After the manufacturing tours, we were given the opportunity to do a bit of the tourist thing in the nearby city of Kalkar. There we were given an engaging and funny tour of the Cathedral of St. Nicolai, a medieval church that has retained its original artwork. This was an incredible place. My photos cannot do it justice.
Most incredible of all were these intricate, 3D oak wood carvings.
Our tour guide was a very outgoing and knowledgeable local who kept us all laughing while filling our heads with knowledge of the medieval church, the history of Kalkar, and the many details of this place.
We were in a great mood after our tour, and then it was followed up by yet another wonderful German dinner at another gem of the village: Ratskeller Kalkar.
Ratskeller Kalkar is a fine dining restaurant on the ground floor of the town hall. The business of the city is conducted on the floors above. The Ratskeller Kalkar, being on the lower level, features very low, rounded ceilings and arched doorways, giving one the feeling of being in a basement or a hobbit house.
The tables were lavishly set with fresh flowers, and the meal was once again rich and of the highest quality.
I had a leek soup, lamb in a port wine sauce, bacon wrapped asparagus, and potatoes. The food was so fresh and everything homemade, as good as I’ve had anywhere.

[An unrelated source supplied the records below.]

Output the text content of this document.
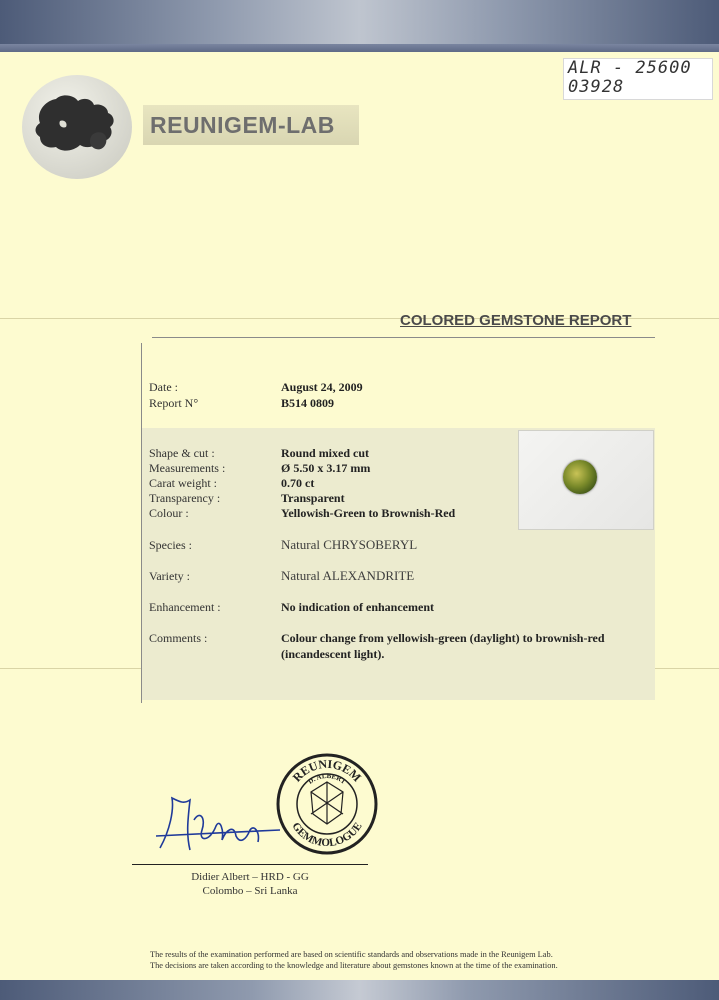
ALR - 25600
03928
REUNIGEM-LAB
COLORED GEMSTONE REPORT
Date :	August 24, 2009
Report N°	B514 0809
Shape & cut :	Round mixed cut
Measurements :	Ø 5.50 x 3.17 mm
Carat weight :	0.70 ct
Transparency :	Transparent
Colour :	Yellowish-Green to Brownish-Red
Species :	Natural CHRYSOBERYL
Variety :	Natural ALEXANDRITE
Enhancement :	No indication of enhancement
Comments :	Colour change from yellowish-green (daylight) to brownish-red
(incandescent light).
REUNIGEM
D. ALBERT
GEMMOLOGUE
Didier Albert – HRD - GG
Colombo – Sri Lanka
The results of the examination performed are based on scientific standards and observations made in the Reunigem Lab.
The decisions are taken according to the knowledge and literature about gemstones known at the time of the examination.
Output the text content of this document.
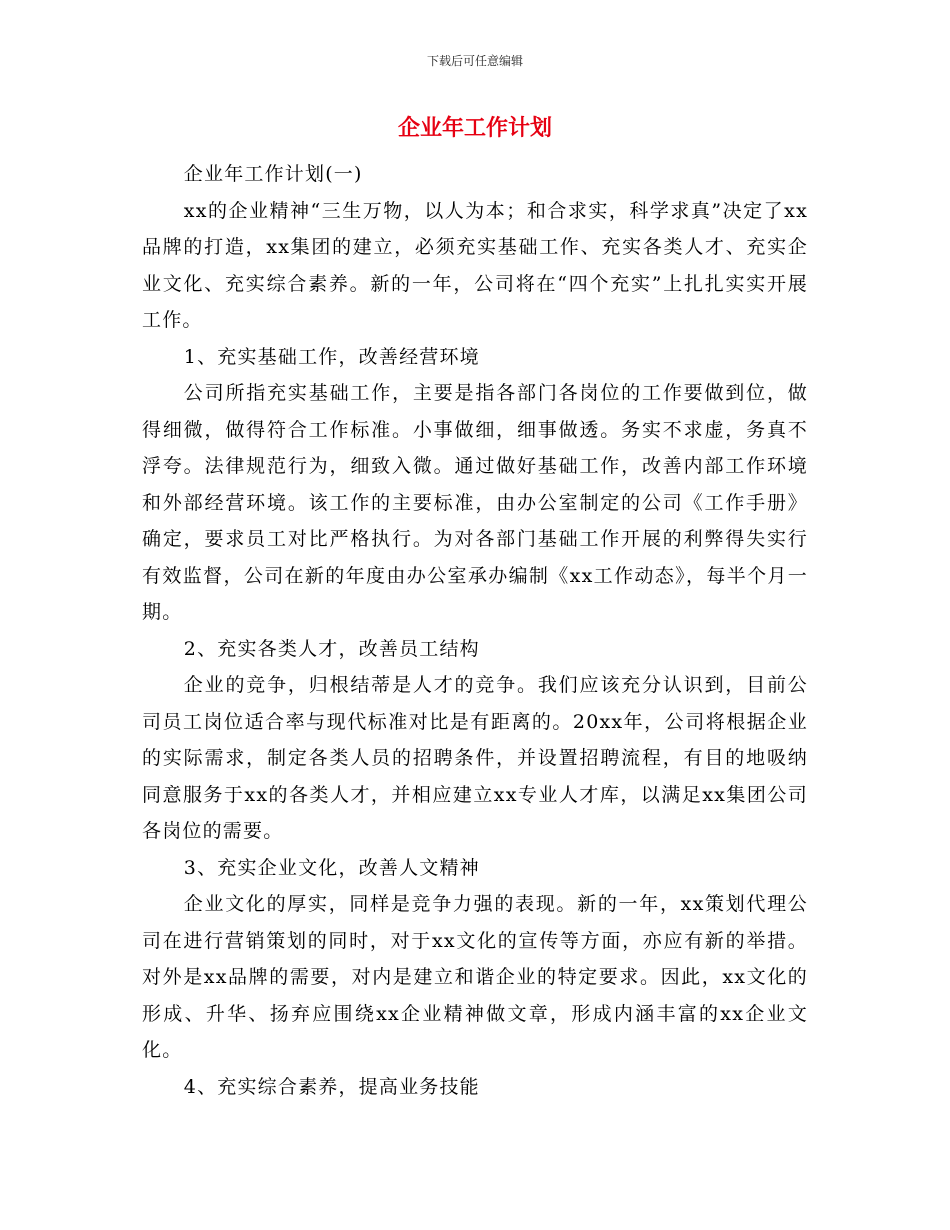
下载后可任意编辑
企业年工作计划

企业年工作计划(一)

xx的企业精神“三生万物，以人为本；和合求实，科学求真”决定了xx品牌的打造，xx集团的建立，必须充实基础工作、充实各类人才、充实企业文化、充实综合素养。新的一年，公司将在“四个充实”上扎扎实实开展工作。

1、充实基础工作，改善经营环境

公司所指充实基础工作，主要是指各部门各岗位的工作要做到位，做得细微，做得符合工作标准。小事做细，细事做透。务实不求虚，务真不浮夸。法律规范行为，细致入微。通过做好基础工作，改善内部工作环境和外部经营环境。该工作的主要标准，由办公室制定的公司《工作手册》确定，要求员工对比严格执行。为对各部门基础工作开展的利弊得失实行有效监督，公司在新的年度由办公室承办编制《xx工作动态》，每半个月一期。

2、充实各类人才，改善员工结构

企业的竞争，归根结蒂是人才的竞争。我们应该充分认识到，目前公司员工岗位适合率与现代标准对比是有距离的。20xx年，公司将根据企业的实际需求，制定各类人员的招聘条件，并设置招聘流程，有目的地吸纳同意服务于xx的各类人才，并相应建立xx专业人才库，以满足xx集团公司各岗位的需要。

3、充实企业文化，改善人文精神

企业文化的厚实，同样是竞争力强的表现。新的一年，xx策划代理公司在进行营销策划的同时，对于xx文化的宣传等方面，亦应有新的举措。对外是xx品牌的需要，对内是建立和谐企业的特定要求。因此，xx文化的形成、升华、扬弃应围绕xx企业精神做文章，形成内涵丰富的xx企业文化。

4、充实综合素养，提高业务技能
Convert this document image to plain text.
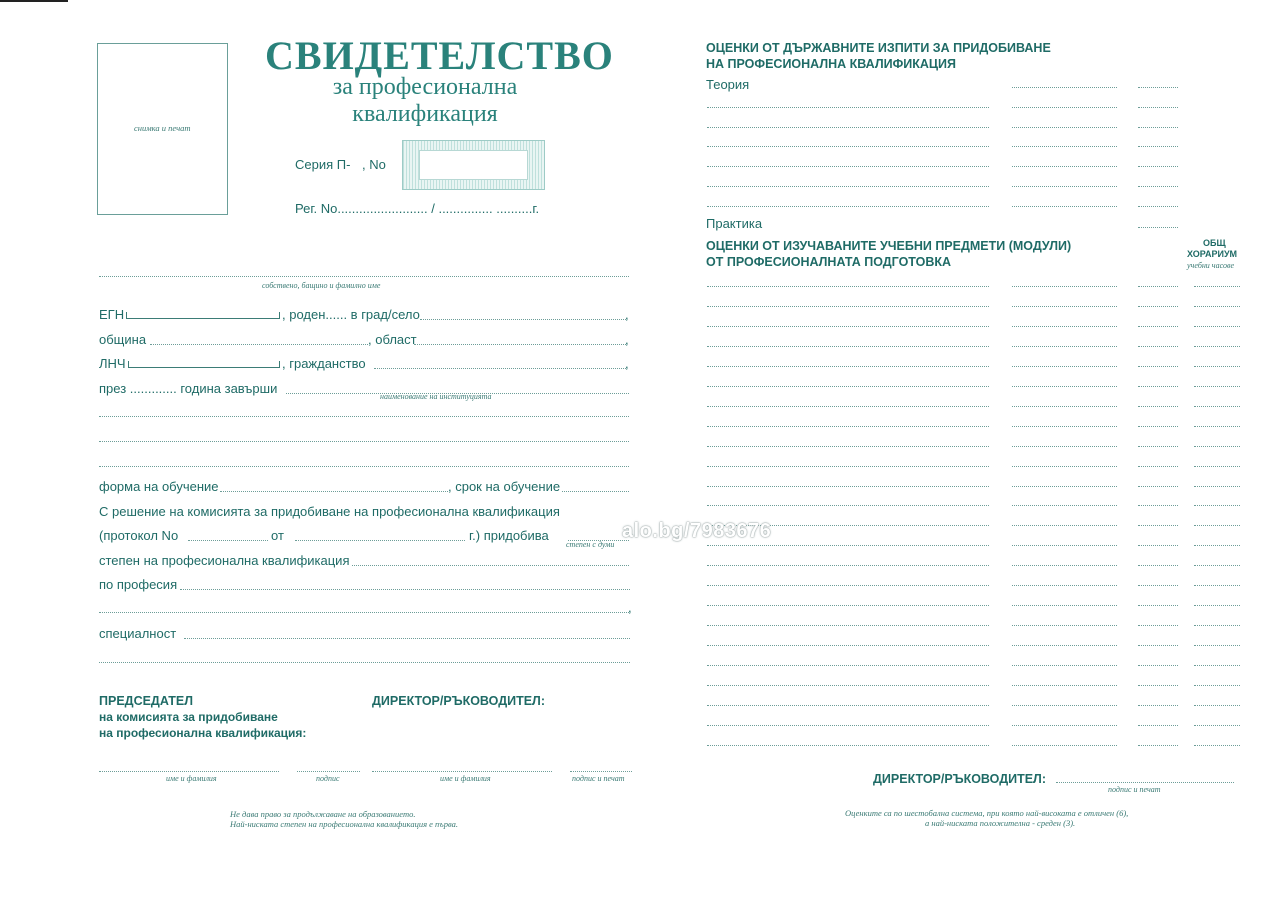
снимка и печат
СВИДЕТЕЛСТВО
за професионална
квалификация
Серия П- , No
Рег. No......................... / ............... ..........г.
собствено, бащино и фамилно име
ЕГН	, роден...... в град/село	,
община	, област	,
ЛНЧ	, гражданство	,
през ............. година завърши
наименование на институцията
форма на обучение	, срок на обучение
С решение на комисията за придобиване на професионална квалификация
(протокол No	от	г.) придобива
степен с думи
степен на професионална квалификация
по професия
,
специалност
ПРЕДСЕДАТЕЛ
на комисията за придобиване
на професионална квалификация:
ДИРЕКТОР/РЪКОВОДИТЕЛ:
име и фамилия	подпис	име и фамилия	подпис и печат
Не дава право за продължаване на образованието.
Най-ниската степен на професионална квалификация е първа.
ОЦЕНКИ ОТ ДЪРЖАВНИТЕ ИЗПИТИ ЗА ПРИДОБИВАНЕ
НА ПРОФЕСИОНАЛНА КВАЛИФИКАЦИЯ
Теория
Практика
ОЦЕНКИ ОТ ИЗУЧАВАНИТЕ УЧЕБНИ ПРЕДМЕТИ (МОДУЛИ)
ОТ ПРОФЕСИОНАЛНАТА ПОДГОТОВКА
ОБЩ
ХОРАРИУМ
учебни часове
ДИРЕКТОР/РЪКОВОДИТЕЛ:
подпис и печат
Оценките са по шестобална система, при която най-високата е отличен (6),
а най-ниската положителна - среден (3).
alo.bg/7983676
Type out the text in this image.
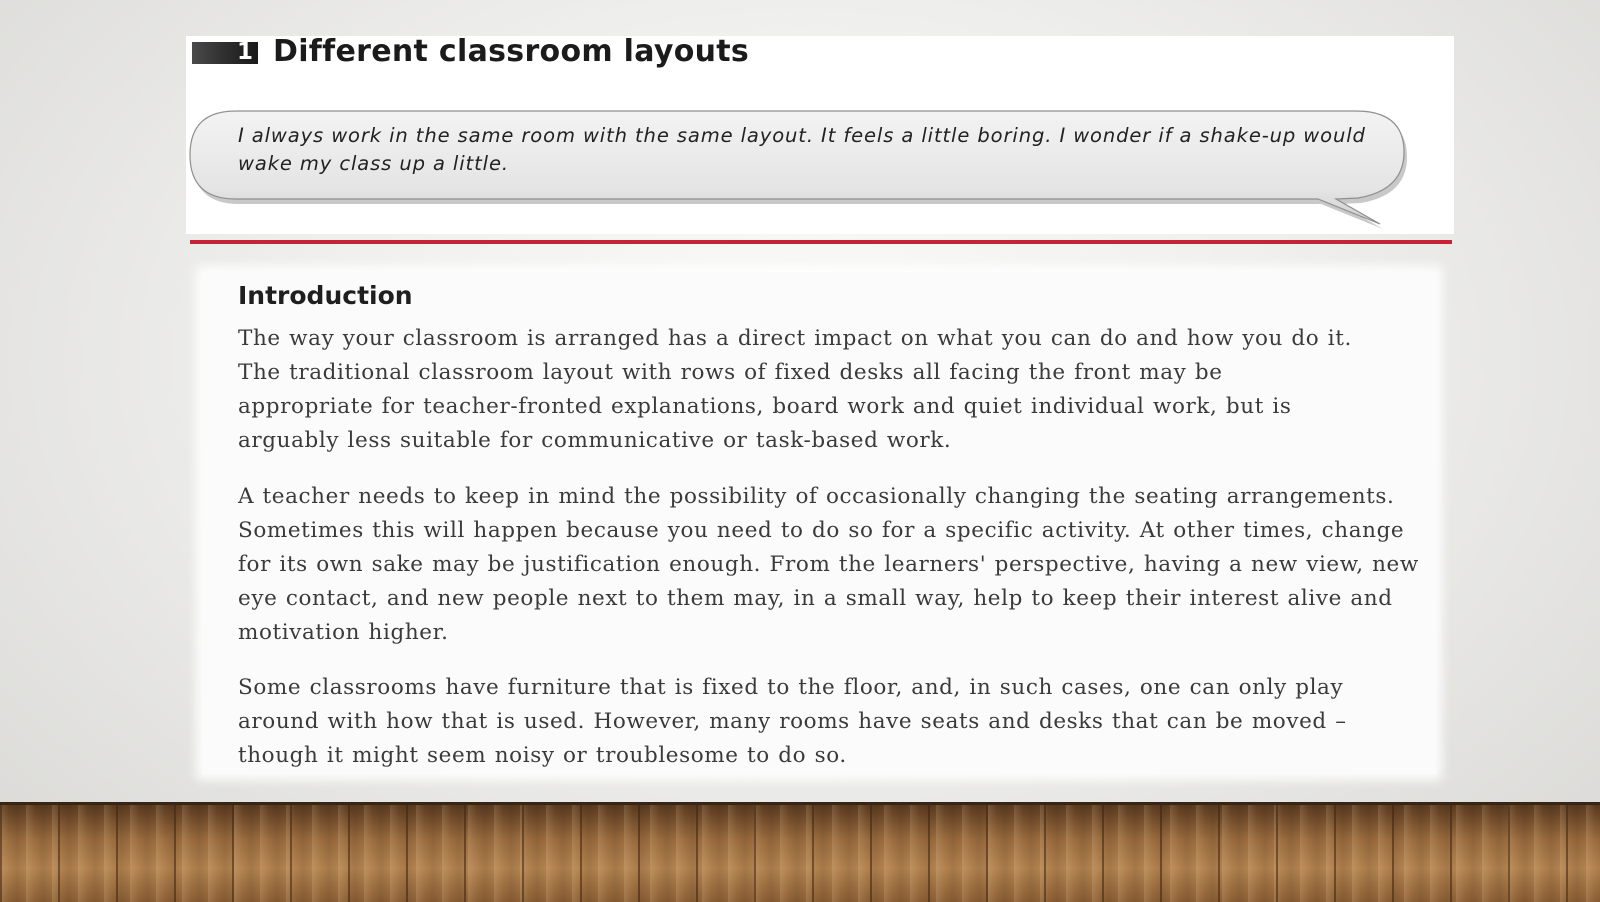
1 Different classroom layouts

I always work in the same room with the same layout. It feels a little boring. I wonder if a shake-up would wake my class up a little.

Introduction

The way your classroom is arranged has a direct impact on what you can do and how you do it. The traditional classroom layout with rows of fixed desks all facing the front may be appropriate for teacher-fronted explanations, board work and quiet individual work, but is arguably less suitable for communicative or task-based work.

A teacher needs to keep in mind the possibility of occasionally changing the seating arrangements. Sometimes this will happen because you need to do so for a specific activity. At other times, change for its own sake may be justification enough. From the learners' perspective, having a new view, new eye contact, and new people next to them may, in a small way, help to keep their interest alive and motivation higher.

Some classrooms have furniture that is fixed to the floor, and, in such cases, one can only play around with how that is used. However, many rooms have seats and desks that can be moved – though it might seem noisy or troublesome to do so.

The room was buzzing with talk and laughter, a meal full of fellowship with our colleagues from our two partner schools, but there was also a twinge of sadness as we realized this would be our final meal together. Tomorrow, we just have a short visit to a manufacturing facility in the Netherlands and a final wrap up with our hosts at Rhein-Wall. Our colleagues at both schools have hosted us so graciously; this has often felt like a luxury vacation. I truly hope to build relationships with several of these wonderful, giving people.